Freud had said that dreams were: “The Royal Road to the Unconscious”, and they can be extraordinarily revealing. Perls became dissatisfied with Freudian-style interpretation; he believed the person who really knew what the dream meant was the dreamer. He referred to dreams as: “The Royal Road to Integration”, because he felt that part of the task of psychotherapy was to integrate the different parts of the personality, which had become split off from each other, or ‘disowned’. Sometimes we do not want to know that we have the capacity to do terrible things, but we have. Perls believed that every part of the dream represented a part of the personality and needed to be integrated. He also believed (like Jung) that every dream contained a very important existential message for the dreamer.

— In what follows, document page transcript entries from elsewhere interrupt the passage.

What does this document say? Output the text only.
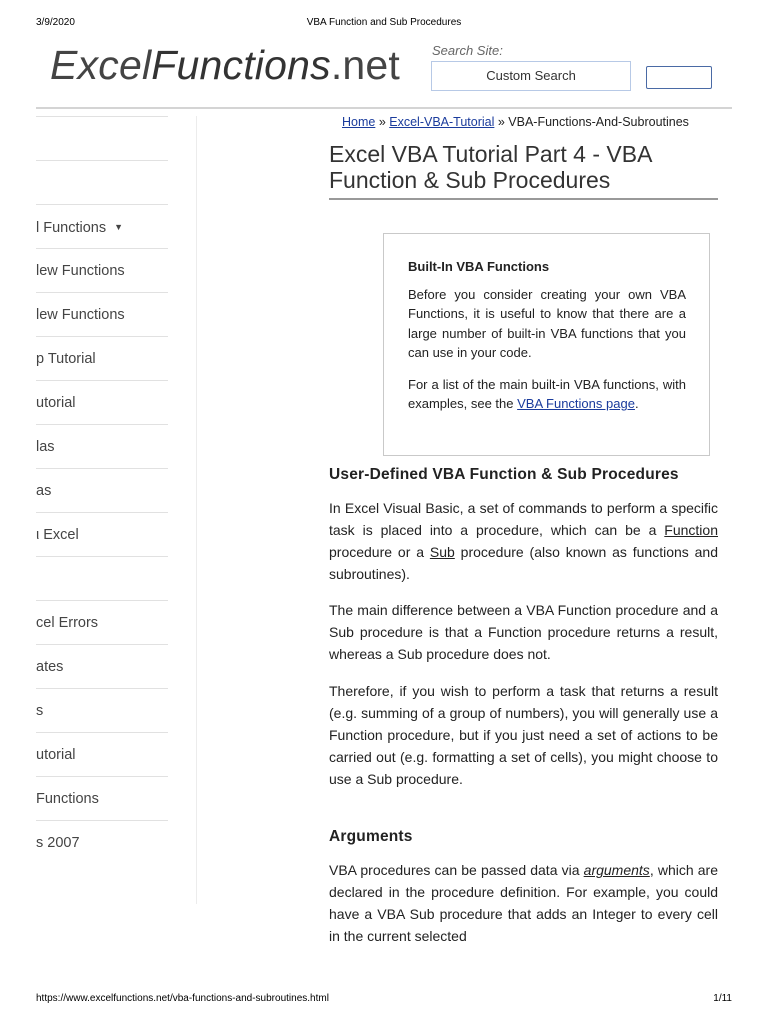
3/9/2020	VBA Function and Sub Procedures
ExcelFunctions.net Search Site:
Custom Search
l Functions ▼
lew Functions
lew Functions
p Tutorial
utorial
las
as
ι Excel
cel Errors
ates
s
utorial
Functions
s 2007
Home » Excel-VBA-Tutorial » VBA-Functions-And-Subroutines
Excel VBA Tutorial Part 4 - VBA Function & Sub Procedures
Built-In VBA Functions

Before you consider creating your own VBA Functions, it is useful to know that there are a large number of built-in VBA functions that you can use in your code.

For a list of the main built-in VBA functions, with examples, see the VBA Functions page.

User-Defined VBA Function & Sub Procedures

In Excel Visual Basic, a set of commands to perform a specific task is placed into a procedure, which can be a Function procedure or a Sub procedure (also known as functions and subroutines).

The main difference between a VBA Function procedure and a Sub procedure is that a Function procedure returns a result, whereas a Sub procedure does not.

Therefore, if you wish to perform a task that returns a result (e.g. summing of a group of numbers), you will generally use a Function procedure, but if you just need a set of actions to be carried out (e.g. formatting a set of cells), you might choose to use a Sub procedure.

Arguments

VBA procedures can be passed data via arguments, which are declared in the procedure definition. For example, you could have a VBA Sub procedure that adds an Integer to every cell in the current selected

https://www.excelfunctions.net/vba-functions-and-subroutines.html	1/11
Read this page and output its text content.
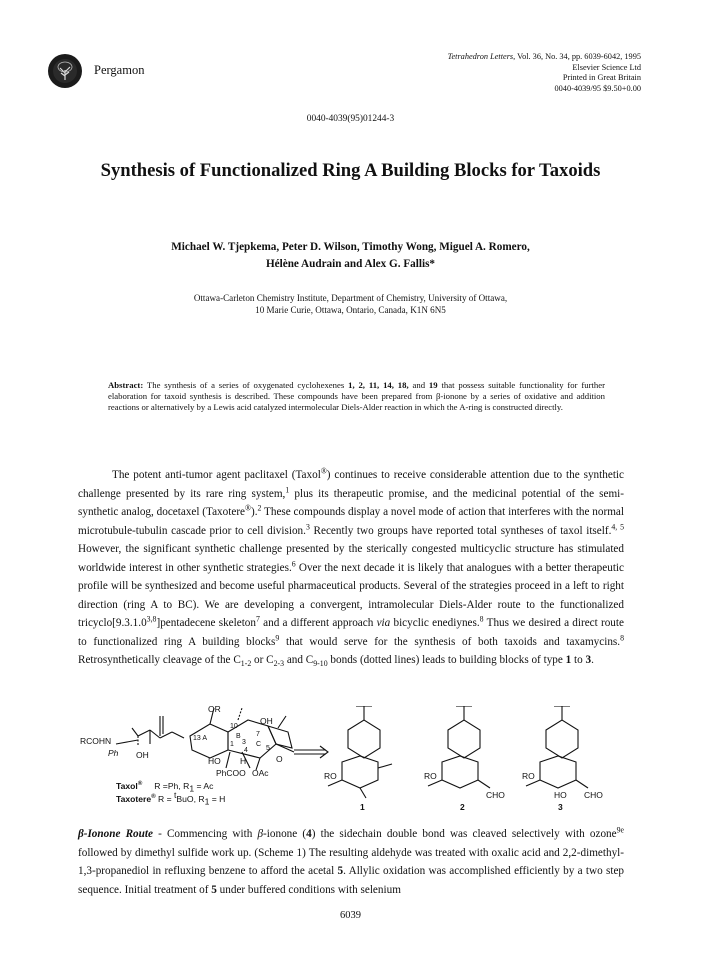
Pergamon
Tetrahedron Letters, Vol. 36, No. 34, pp. 6039-6042, 1995
Elsevier Science Ltd
Printed in Great Britain
0040-4039/95 $9.50+0.00
0040-4039(95)01244-3
Synthesis of Functionalized Ring A Building Blocks for Taxoids
Michael W. Tjepkema, Peter D. Wilson, Timothy Wong, Miguel A. Romero,
Hélène Audrain and Alex G. Fallis*
Ottawa-Carleton Chemistry Institute, Department of Chemistry, University of Ottawa,
10 Marie Curie, Ottawa, Ontario, Canada, K1N 6N5
Abstract: The synthesis of a series of oxygenated cyclohexenes 1, 2, 11, 14, 18, and 19 that possess suitable functionality for further elaboration for taxoid synthesis is described. These compounds have been prepared from β-ionone by a series of oxidative and addition reactions or alternatively by a Lewis acid catalyzed intermolecular Diels-Alder reaction in which the A-ring is constructed directly.
The potent anti-tumor agent paclitaxel (Taxol®) continues to receive considerable attention due to the synthetic challenge presented by its rare ring system,$^1$ plus its therapeutic promise, and the medicinal potential of the semi-synthetic analog, docetaxel (Taxotere®).$^2$ These compounds display a novel mode of action that interferes with the normal microtubule-tubulin cascade prior to cell division.$^3$ Recently two groups have reported total syntheses of taxol itself.$^{4, 5}$ However, the significant synthetic challenge presented by the sterically congested multicyclic structure has stimulated worldwide interest in other synthetic strategies.$^6$ Over the next decade it is likely that analogues with a better therapeutic profile will be synthesized and become useful pharmaceutical products. Several of the strategies proceed in a left to right direction (ring A to BC). We are developing a convergent, intramolecular Diels-Alder route to the functionalized tricyclo[9.3.1.0$^{3,8}$]pentadecene skeleton$^7$ and a different approach via bicyclic enediynes.$^8$ Thus we desired a direct route to functionalized ring A building blocks$^9$ that would serve for the synthesis of both taxoids and taxamycins.$^8$ Retrosynthetically cleavage of the $C_{1-2}$ or $C_{2-3}$ and $C_{9-10}$ bonds (dotted lines) leads to building blocks of type 1 to 3.
RCOHN
Ph OH
OR
OH
O
HO H
PhCOO OAc
13 A	B
C
10
7
5
3
4
1
RO	RO	RO
CHO	CHO
HO
1	2	3
Taxol® R =Ph, $R_1 = Ac$
Taxotere® R = $^t$BuO, $R_1 = H$
β-Ionone Route - Commencing with β-ionone (4) the sidechain double bond was cleaved selectively with ozone$^{9e}$ followed by dimethyl sulfide work up. (Scheme 1) The resulting aldehyde was treated with oxalic acid and 2,2-dimethyl-1,3-propanediol in refluxing benzene to afford the acetal 5. Allylic oxidation was accomplished efficiently by a two step sequence. Initial treatment of 5 under buffered conditions with selenium
6039
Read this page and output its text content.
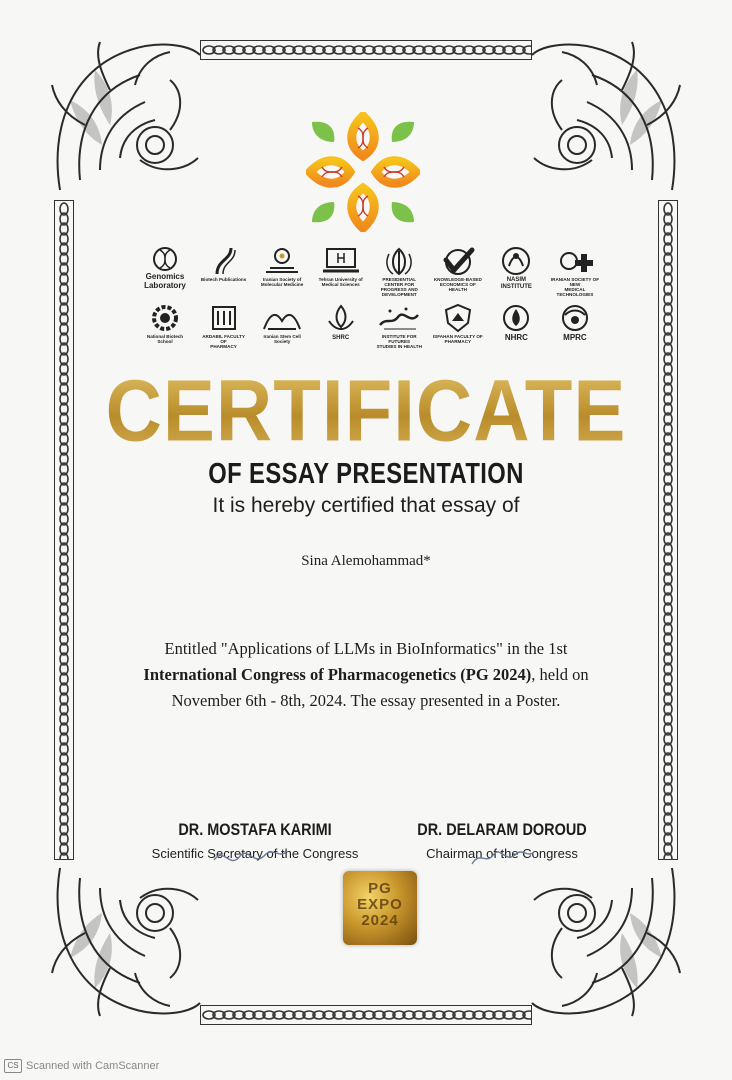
Genomics
Laboratory
Biotech Publications	Iranian Society of Molecular Medicine
Tehran University of Medical Sciences
PRESIDENTIAL CENTER FOR
PROGRESS AND DEVELOPMENT
KNOWLEDGE-BASED
ECONOMICS OF HEALTH
NASIM
INSTITUTE
IRANIAN SOCIETY OF NEW
MEDICAL TECHNOLOGIES
National Biotech
School
ARDABIL FACULTY OF
PHARMACY
Iranian Stem Cell Society
SHRC	INSTITUTE FOR FUTURES
STUDIES IN HEALTH
ISFAHAN FACULTY OF
PHARMACY	NHRC	MPRC
CERTIFICATE
OF ESSAY PRESENTATION
It is hereby certified that essay of
Sina Alemohammad*
Entitled "Applications of LLMs in BioInformatics" in the 1st International Congress of Pharmacogenetics (PG 2024), held on November 6th - 8th, 2024. The essay presented in a Poster.
DR. MOSTAFA KARIMI
Scientific Secretary of the Congress
DR. DELARAM DOROUD
Chairman of the Congress
PG
EXPO
2024
CS Scanned with CamScanner
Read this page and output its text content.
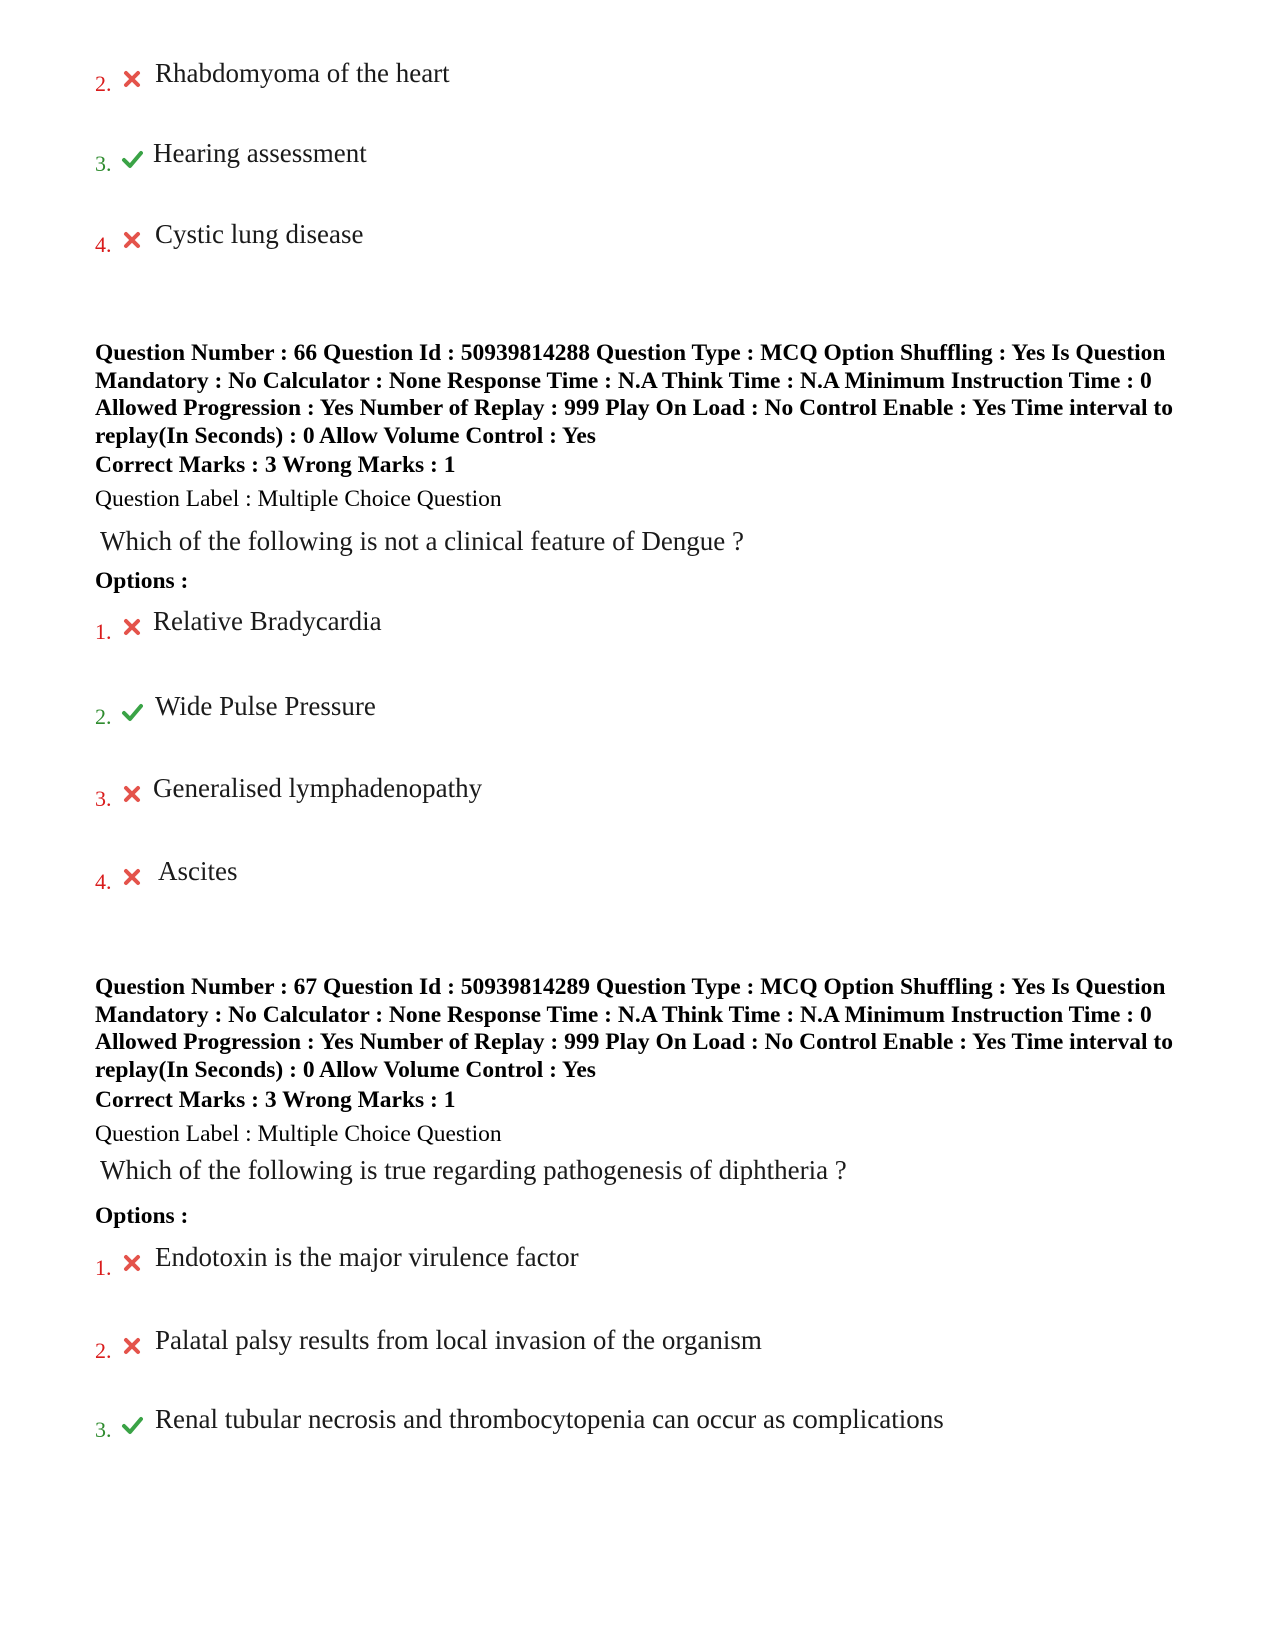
2. Rhabdomyoma of the heart
3. Hearing assessment
4. Cystic lung disease

Question Number : 66 Question Id : 50939814288 Question Type : MCQ Option Shuffling : Yes Is Question Mandatory : No Calculator : None Response Time : N.A Think Time : N.A Minimum Instruction Time : 0 Allowed Progression : Yes Number of Replay : 999 Play On Load : No Control Enable : Yes Time interval to replay(In Seconds) : 0 Allow Volume Control : Yes

Correct Marks : 3 Wrong Marks : 1

Question Label : Multiple Choice Question

Which of the following is not a clinical feature of Dengue ?

Options :

1. Relative Bradycardia
2. Wide Pulse Pressure
3. Generalised lymphadenopathy
4. Ascites

Question Number : 67 Question Id : 50939814289 Question Type : MCQ Option Shuffling : Yes Is Question Mandatory : No Calculator : None Response Time : N.A Think Time : N.A Minimum Instruction Time : 0 Allowed Progression : Yes Number of Replay : 999 Play On Load : No Control Enable : Yes Time interval to replay(In Seconds) : 0 Allow Volume Control : Yes

Correct Marks : 3 Wrong Marks : 1

Question Label : Multiple Choice Question

Which of the following is true regarding pathogenesis of diphtheria ?

Options :

1. Endotoxin is the major virulence factor
2. Palatal palsy results from local invasion of the organism
3. Renal tubular necrosis and thrombocytopenia can occur as complications
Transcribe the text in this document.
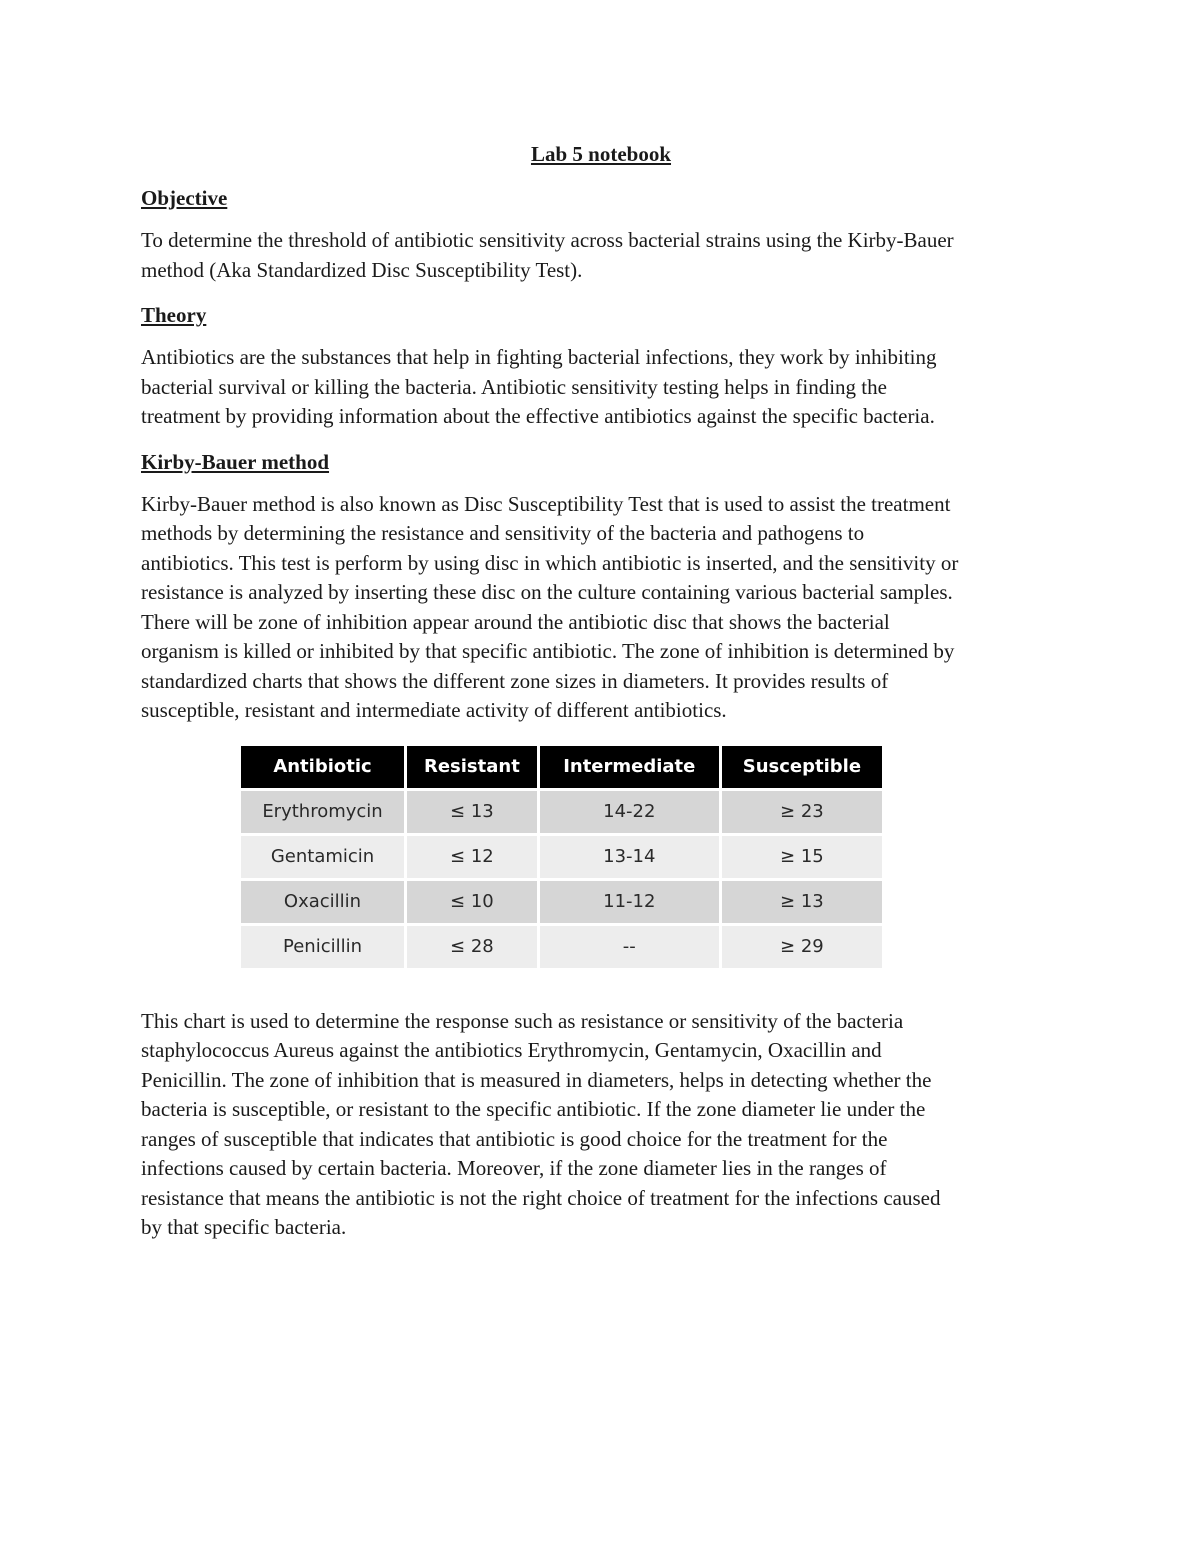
Lab 5 notebook
Objective
To determine the threshold of antibiotic sensitivity across bacterial strains using the Kirby-Bauer
method (Aka Standardized Disc Susceptibility Test).
Theory
Antibiotics are the substances that help in fighting bacterial infections, they work by inhibiting
bacterial survival or killing the bacteria. Antibiotic sensitivity testing helps in finding the
treatment by providing information about the effective antibiotics against the specific bacteria.
Kirby-Bauer method
Kirby-Bauer method is also known as Disc Susceptibility Test that is used to assist the treatment
methods by determining the resistance and sensitivity of the bacteria and pathogens to
antibiotics. This test is perform by using disc in which antibiotic is inserted, and the sensitivity or
resistance is analyzed by inserting these disc on the culture containing various bacterial samples.
There will be zone of inhibition appear around the antibiotic disc that shows the bacterial
organism is killed or inhibited by that specific antibiotic. The zone of inhibition is determined by
standardized charts that shows the different zone sizes in diameters. It provides results of
susceptible, resistant and intermediate activity of different antibiotics.
Antibiotic	Resistant	Intermediate	Susceptible
Erythromycin	≤ 13	14-22	≥ 23
Gentamicin	≤ 12	13-14	≥ 15
Oxacillin	≤ 10	11-12	≥ 13
Penicillin	≤ 28	--	≥ 29
This chart is used to determine the response such as resistance or sensitivity of the bacteria
staphylococcus Aureus against the antibiotics Erythromycin, Gentamycin, Oxacillin and
Penicillin. The zone of inhibition that is measured in diameters, helps in detecting whether the
bacteria is susceptible, or resistant to the specific antibiotic. If the zone diameter lie under the
ranges of susceptible that indicates that antibiotic is good choice for the treatment for the
infections caused by certain bacteria. Moreover, if the zone diameter lies in the ranges of
resistance that means the antibiotic is not the right choice of treatment for the infections caused
by that specific bacteria.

Here is an example of how a therapist could proceed:
-       Ask the dreamer to re-tell the dream in the present tense, adding as much detail as       possible. (This brings the dream to life in the HERE and NOW, so it can more           readily be enacted.)
- If the dream is long and involved, ask the dreamer which bit intrigues him/her the     most.
- Begin to enact, or speak as, the different parts: characters; objects; animals; moods; supernatural forces. You can go with the main things that stand out, but usually it is the little incidental aspects that the client scarcely mentions, which are the things to go for, because that little insignificant detail represents the most disowned part of the personality.
- Ask the client what he/she thinks the whole dream means. What is his/her unconscious mind trying to tell him/her? He/she created the dream, so what is the message?